I would say plenty. Having good intentions to get something done is there but the will to do so is sometimes missing! Let’s take the office area for instance. I have a mess going. Papers everywhere and lots of things that need to be filed and put away and as I said before, I want to do it but every time I approach the task, something inside screams, let’s leave it for another day! And so it goes. One day, I will get to it but not just right now.
The other thing that never gets done is the room upstairs. My former friend left a lot of stuff behind before he passed away and I have good intentions of looking through them but something stops me. The one time I tried, I came across a handwritten note that said, “I love you sweetheart,” and I froze. So, I stay away from opening boxes and coming across messages that tear at my heart. I am healing but I am not all the way there. One day, I will get to it as well and I hope I can do it without dreading what I will come across.

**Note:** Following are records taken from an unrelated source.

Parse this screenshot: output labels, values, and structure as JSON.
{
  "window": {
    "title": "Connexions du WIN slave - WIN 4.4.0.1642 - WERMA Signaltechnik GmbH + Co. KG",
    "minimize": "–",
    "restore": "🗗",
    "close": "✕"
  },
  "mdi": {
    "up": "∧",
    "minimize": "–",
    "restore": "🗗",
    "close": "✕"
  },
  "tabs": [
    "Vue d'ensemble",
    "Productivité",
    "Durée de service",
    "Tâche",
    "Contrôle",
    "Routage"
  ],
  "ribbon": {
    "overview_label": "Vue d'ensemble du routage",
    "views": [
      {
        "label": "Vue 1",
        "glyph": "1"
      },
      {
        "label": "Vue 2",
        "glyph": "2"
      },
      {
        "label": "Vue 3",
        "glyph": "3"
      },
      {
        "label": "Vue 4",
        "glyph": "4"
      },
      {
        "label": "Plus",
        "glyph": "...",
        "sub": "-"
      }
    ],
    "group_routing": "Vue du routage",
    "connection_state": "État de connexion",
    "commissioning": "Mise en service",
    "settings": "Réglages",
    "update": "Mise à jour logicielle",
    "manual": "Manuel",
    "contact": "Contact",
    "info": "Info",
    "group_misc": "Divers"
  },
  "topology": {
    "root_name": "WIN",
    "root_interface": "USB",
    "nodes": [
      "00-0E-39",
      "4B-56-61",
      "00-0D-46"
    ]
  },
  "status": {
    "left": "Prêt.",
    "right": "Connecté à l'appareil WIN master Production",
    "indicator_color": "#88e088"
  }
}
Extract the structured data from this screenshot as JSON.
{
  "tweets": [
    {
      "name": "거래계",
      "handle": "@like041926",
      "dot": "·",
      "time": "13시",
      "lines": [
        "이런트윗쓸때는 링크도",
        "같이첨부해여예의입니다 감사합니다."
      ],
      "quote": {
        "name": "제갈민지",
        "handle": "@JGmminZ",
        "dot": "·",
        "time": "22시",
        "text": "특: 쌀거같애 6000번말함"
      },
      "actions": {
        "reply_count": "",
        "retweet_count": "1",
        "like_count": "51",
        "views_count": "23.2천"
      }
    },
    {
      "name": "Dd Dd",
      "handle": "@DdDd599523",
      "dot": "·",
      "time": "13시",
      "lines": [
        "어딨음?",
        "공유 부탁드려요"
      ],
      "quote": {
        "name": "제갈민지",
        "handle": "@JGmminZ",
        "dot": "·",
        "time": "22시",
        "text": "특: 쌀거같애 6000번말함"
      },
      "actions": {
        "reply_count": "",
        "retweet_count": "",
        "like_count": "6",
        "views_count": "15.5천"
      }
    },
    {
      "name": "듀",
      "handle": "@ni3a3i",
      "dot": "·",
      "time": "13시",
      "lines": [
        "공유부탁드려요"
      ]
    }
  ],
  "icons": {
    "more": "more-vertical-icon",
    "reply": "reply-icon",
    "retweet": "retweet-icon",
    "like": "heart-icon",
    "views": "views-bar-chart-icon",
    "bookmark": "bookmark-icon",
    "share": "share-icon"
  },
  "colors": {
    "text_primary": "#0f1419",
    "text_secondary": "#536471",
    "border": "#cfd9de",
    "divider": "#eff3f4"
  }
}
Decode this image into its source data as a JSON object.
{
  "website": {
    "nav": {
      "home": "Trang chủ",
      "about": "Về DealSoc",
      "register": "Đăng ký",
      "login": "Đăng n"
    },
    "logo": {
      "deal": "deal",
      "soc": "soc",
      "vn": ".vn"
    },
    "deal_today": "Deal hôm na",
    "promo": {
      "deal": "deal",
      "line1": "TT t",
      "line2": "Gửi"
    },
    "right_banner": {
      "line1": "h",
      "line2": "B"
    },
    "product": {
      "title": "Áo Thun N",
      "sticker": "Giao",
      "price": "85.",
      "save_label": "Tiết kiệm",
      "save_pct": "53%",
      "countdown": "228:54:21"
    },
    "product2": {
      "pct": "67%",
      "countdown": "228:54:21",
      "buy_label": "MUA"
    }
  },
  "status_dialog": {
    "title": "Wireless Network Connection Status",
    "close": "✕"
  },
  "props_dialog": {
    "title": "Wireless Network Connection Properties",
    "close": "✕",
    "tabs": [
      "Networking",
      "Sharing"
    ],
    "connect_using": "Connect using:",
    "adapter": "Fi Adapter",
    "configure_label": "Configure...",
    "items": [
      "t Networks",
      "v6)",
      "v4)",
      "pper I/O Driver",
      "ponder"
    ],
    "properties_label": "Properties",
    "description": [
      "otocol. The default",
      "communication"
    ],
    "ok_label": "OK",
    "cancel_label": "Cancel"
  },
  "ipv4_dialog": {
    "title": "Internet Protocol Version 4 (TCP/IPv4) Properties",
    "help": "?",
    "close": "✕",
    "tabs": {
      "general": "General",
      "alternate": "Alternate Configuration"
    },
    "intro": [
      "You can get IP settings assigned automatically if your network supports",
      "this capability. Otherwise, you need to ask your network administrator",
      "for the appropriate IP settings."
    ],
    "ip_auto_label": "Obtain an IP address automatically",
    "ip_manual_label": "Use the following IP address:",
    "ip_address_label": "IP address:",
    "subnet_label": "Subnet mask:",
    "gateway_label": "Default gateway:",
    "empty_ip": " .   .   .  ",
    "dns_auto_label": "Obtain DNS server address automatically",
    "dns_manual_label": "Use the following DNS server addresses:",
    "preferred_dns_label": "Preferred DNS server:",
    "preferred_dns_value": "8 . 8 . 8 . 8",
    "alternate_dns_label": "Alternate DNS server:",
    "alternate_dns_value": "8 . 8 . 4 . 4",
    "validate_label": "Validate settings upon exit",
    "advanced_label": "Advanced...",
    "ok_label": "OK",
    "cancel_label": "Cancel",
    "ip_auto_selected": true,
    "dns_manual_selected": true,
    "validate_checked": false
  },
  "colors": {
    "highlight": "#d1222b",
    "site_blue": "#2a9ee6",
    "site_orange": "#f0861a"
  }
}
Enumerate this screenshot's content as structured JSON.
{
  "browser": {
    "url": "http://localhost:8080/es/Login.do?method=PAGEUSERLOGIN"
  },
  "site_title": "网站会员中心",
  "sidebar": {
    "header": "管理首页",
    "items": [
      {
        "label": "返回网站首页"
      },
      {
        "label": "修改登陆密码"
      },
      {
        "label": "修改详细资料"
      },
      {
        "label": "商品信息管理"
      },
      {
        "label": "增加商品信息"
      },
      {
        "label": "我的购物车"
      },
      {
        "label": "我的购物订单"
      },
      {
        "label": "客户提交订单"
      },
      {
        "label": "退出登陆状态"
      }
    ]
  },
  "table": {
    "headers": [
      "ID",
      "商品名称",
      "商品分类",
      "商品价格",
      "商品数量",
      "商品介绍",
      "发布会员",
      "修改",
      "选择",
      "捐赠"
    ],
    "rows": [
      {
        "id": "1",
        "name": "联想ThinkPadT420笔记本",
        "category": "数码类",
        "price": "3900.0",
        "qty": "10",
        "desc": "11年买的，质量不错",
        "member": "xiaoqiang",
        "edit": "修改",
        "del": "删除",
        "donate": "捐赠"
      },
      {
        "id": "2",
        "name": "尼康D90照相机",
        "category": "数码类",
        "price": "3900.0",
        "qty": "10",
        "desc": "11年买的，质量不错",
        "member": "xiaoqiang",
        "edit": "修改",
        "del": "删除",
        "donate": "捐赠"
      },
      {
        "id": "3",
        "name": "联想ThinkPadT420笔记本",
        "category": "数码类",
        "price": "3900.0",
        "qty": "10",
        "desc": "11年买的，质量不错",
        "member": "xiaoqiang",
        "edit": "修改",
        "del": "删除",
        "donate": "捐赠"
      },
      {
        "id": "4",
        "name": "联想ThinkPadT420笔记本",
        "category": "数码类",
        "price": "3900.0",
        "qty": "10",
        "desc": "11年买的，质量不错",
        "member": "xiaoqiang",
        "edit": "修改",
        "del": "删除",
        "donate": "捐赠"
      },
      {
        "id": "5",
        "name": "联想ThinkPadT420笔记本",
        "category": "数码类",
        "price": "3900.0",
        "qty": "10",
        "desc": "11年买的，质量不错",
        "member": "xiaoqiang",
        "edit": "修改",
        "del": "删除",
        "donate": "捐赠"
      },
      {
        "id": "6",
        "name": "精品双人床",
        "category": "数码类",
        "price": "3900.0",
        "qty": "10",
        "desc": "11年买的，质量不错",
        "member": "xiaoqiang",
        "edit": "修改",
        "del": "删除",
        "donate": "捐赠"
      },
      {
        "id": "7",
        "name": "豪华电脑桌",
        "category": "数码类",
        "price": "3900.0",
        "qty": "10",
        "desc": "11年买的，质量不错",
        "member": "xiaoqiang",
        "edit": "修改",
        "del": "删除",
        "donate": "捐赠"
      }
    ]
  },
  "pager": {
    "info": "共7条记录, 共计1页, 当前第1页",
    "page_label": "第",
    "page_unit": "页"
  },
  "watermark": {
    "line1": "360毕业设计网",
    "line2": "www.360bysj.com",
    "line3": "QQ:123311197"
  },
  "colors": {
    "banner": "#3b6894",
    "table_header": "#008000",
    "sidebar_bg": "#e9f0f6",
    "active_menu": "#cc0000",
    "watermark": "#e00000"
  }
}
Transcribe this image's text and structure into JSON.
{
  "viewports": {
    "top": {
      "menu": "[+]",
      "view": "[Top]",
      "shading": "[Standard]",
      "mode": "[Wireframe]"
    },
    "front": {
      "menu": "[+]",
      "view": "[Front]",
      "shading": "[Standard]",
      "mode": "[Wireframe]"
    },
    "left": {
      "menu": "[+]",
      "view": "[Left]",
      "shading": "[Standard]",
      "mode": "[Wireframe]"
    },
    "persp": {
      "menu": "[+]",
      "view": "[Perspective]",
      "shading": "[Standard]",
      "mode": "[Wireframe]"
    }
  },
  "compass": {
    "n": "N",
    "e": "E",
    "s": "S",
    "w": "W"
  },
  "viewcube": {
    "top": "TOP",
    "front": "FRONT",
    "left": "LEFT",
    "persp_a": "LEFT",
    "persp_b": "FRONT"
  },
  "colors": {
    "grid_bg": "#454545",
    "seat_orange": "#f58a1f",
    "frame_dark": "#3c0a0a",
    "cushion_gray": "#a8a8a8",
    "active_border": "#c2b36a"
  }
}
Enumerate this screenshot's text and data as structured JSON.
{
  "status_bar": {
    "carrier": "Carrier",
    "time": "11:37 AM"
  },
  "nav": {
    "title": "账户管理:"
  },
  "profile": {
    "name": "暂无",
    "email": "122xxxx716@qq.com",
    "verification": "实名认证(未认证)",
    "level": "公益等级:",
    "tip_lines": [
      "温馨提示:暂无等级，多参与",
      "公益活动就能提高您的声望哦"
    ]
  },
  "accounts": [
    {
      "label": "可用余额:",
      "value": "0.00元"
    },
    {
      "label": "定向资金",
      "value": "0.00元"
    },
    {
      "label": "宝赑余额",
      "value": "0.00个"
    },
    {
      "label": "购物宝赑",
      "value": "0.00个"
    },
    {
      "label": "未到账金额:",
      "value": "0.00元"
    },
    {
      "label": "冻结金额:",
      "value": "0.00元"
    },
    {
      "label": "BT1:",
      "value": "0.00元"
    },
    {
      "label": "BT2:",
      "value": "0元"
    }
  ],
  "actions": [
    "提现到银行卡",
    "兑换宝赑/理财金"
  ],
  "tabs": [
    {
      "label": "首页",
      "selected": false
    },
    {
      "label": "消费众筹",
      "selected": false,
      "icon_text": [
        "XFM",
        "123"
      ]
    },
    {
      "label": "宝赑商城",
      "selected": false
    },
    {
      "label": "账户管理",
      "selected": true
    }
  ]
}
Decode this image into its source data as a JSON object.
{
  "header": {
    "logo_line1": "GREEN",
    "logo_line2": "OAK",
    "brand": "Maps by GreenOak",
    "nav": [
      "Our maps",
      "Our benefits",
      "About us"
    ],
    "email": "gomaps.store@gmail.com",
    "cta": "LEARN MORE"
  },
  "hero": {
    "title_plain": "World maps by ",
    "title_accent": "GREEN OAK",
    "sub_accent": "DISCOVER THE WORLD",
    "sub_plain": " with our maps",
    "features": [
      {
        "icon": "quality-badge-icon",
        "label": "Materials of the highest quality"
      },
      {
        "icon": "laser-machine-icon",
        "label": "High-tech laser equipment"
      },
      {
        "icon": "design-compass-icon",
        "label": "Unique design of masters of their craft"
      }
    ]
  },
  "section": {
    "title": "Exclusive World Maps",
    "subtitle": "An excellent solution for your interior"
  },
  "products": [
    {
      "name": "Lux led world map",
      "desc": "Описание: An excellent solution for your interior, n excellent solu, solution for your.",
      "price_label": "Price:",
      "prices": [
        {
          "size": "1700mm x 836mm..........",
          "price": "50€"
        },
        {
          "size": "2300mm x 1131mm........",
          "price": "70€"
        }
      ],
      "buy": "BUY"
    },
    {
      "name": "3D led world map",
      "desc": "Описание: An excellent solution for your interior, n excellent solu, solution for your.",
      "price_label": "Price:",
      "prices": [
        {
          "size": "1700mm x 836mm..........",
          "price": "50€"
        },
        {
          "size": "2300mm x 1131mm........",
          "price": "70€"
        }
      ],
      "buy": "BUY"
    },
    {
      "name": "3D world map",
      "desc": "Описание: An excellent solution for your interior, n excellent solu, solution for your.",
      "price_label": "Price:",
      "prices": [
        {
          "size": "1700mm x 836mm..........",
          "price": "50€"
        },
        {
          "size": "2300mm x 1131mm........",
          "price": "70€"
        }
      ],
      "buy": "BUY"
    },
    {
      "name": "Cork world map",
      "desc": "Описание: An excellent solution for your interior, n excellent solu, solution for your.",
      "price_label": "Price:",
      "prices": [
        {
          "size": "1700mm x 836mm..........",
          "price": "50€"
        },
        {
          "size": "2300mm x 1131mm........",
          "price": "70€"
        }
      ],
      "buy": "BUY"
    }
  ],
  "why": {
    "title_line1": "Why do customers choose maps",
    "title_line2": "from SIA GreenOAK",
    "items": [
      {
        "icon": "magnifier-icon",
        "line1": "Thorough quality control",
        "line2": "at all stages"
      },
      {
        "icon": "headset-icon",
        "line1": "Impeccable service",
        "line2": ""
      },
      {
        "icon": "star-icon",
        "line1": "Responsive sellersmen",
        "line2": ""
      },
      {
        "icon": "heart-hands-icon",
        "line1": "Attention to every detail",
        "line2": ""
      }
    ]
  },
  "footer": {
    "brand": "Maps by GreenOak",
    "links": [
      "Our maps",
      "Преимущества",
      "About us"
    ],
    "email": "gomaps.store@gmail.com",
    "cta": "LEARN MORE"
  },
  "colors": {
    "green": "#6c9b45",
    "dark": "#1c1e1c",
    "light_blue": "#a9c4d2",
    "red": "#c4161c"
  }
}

I need to get a new phone because the one I have is acting up. The upstairs phone is fine but the one downstairs refuses to ring! Why? How do I know? It just wants to add to the things that I need to get done. I need to replace it. Easy enough to get a new phone but installing it is frightening. What if I do something wrong? What if it doesn’t work? Tech klutz remember? So, that is another thing that needs to be done.
Being a single woman is not easy BUT I’m not getting a guy just so he can do all the stuff that needs doing. Yes, they have offered but I think that is like a bribe so I refuse. Oh, well, welcome to my world. I am still not where I need to be.
One day soon I hope. Fingers, toes and everything else crossed!